Opinión | SÁBADOS SOCIALES

Niebla

"La niebla tapa a las personas sin hogar, a los que hacen equilibrios para comprar algo distinto en la cena de esta noche o un juguete para sus hijos. La niebla vuelve la miseria invisible, pero también la opulencia"

Niebla, amanecer, banco neblina, madrugada

Niebla, amanecer, banco neblina, madrugada / EUROPA PRESS

Desde la terraza de mi casa, veo difuminarse el mundo. Poco a poco, van desapareciendo los contornos, la acera, las casas de enfrente, las rotondas... hasta que solo queda esa blancura de algodón de feria deshilachado.

Si sacas la mano, cae sobre los dedos una lluvia fina que empapará a lo largo de la noche las calles y los caminos. Ya no se ven los árboles ni las luces de Navidad, y las voces de los que pasan llegan amortiguadas como si hablaran a través de alfombras mullidas. De cuando en cuando suena un petardo, o alguna canción etílica suavizada por esta capa de nubes húmedas que cae sobre la ciudad y la encierra en un bibelot como en los cuentos.

"La niebla tapa a las personas sin hogar, a los que hacen equilibrios para comprar algo distinto en la cena de esta noche o un juguete para sus hijos. La niebla vuelve la miseria invisible, pero también la opulencia".

En la carretera la niebla es una maldición y un peligro, sobre todo porque hay conductores que creen que encender las luces es una imposición más del gobierno y no están dispuestos a seguirla (menudo soy yo como para que me digan lo que tengo que hacer). Por eso conducen como locos, adelantando sin visibilidad, provocando accidentes a la altura de su estupidez.

En la ciudad, la niebla invita al recogimiento y a la lectura tras los cristales empañados. Quizá la niebla no tenga que ver con la saturación ni con la condensación ni sea otro fenómeno atmosférico más. Igual que la lluvia limpia las calles y los campos, estas nubes bajas pueden ser la respuesta de la naturaleza a tanto artificio.

Cuando se difumina el mundo, quedan ocultas las luces de Navidad, esa parafernalia que empezó en Vigo y ha contagiado a toda España, donde cada pueblo ofrece un muestrario de animales, campanas o bolas iluminadas como la pista de un aeropuerto.
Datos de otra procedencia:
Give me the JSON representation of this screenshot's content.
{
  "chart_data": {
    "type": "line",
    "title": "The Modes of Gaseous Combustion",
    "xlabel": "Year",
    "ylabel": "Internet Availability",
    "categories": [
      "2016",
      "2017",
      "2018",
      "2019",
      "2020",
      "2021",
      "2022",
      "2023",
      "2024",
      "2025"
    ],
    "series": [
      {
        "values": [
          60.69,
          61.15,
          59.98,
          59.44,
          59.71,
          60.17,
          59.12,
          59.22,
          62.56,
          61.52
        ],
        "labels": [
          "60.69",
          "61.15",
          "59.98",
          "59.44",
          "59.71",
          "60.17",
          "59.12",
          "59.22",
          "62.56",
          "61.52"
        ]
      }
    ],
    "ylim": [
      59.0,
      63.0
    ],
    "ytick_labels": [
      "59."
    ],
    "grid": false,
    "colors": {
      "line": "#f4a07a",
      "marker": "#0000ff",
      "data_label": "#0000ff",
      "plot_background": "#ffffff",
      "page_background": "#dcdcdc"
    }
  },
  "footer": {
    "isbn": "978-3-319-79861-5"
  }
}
Desde el cielo la tierra debe de verse como un mercadillo enloquecido.

También se ocultan los escaparates donde se ofrece la tentación de vestir como Mariah Carey, es decir, estallando las costuras de tu traje y desbordando lorzas sobre la falda de lamé, o como un caballero trasnochado, como si todos los chicos tuvieran más de ochenta años.

Ahora que todo se celebra en lugares supuestamente lujosos, debes vestirte a la altura. Pero la niebla se empeña en ocultar tacones imposibles, zapatos de punta para ellos, pendientes que podrían sujetar el Partenón y maquillaje suficiente para parecerse a Nefertiti. Surgen los jirones de niebla cuando menos se espera: en las comidas que se celebran a todas horas, en los bares, en las discotecas, en las tiendas de electrónica donde nunca puedes comprar el último modelo porque ya ha salido otro en cuanto cruzas la puerta.

La niebla tapa a las personas sin hogar, a los que hacen equilibrios para comprar algo distinto en la cena de esta noche o un juguete para sus hijos. La niebla vuelve la miseria invisible, pero también la opulencia. A lo mejor por eso no entra en nuestras casas, se queda pegada a los cristales, nos oculta el paisaje.

A lo mejor nos da la oportunidad de mirar adentro, valorar lo que tenemos y dejar fuera todo lo artificial. Lástima que dure poco y enseguida llegue la tarde de paseo, y volvamos a salir a embutirnos en lo que nos ofrecen los escaparates, a dejarnos cegar por las luces, a comer como si no hubiera un mañana.

Lástima que olvidemos que las personas que piden en las calles y los que no llegan a fin de mes también desaparecieron esta mañana, pero han vuelto de nuevo, aunque sigan invisibles a nuestros ojos. Ojalá del mundo que se difumina, como un regalo, surgiera otra realidad más humana, más solidaria, más verdadera. Sería un buen comienzo.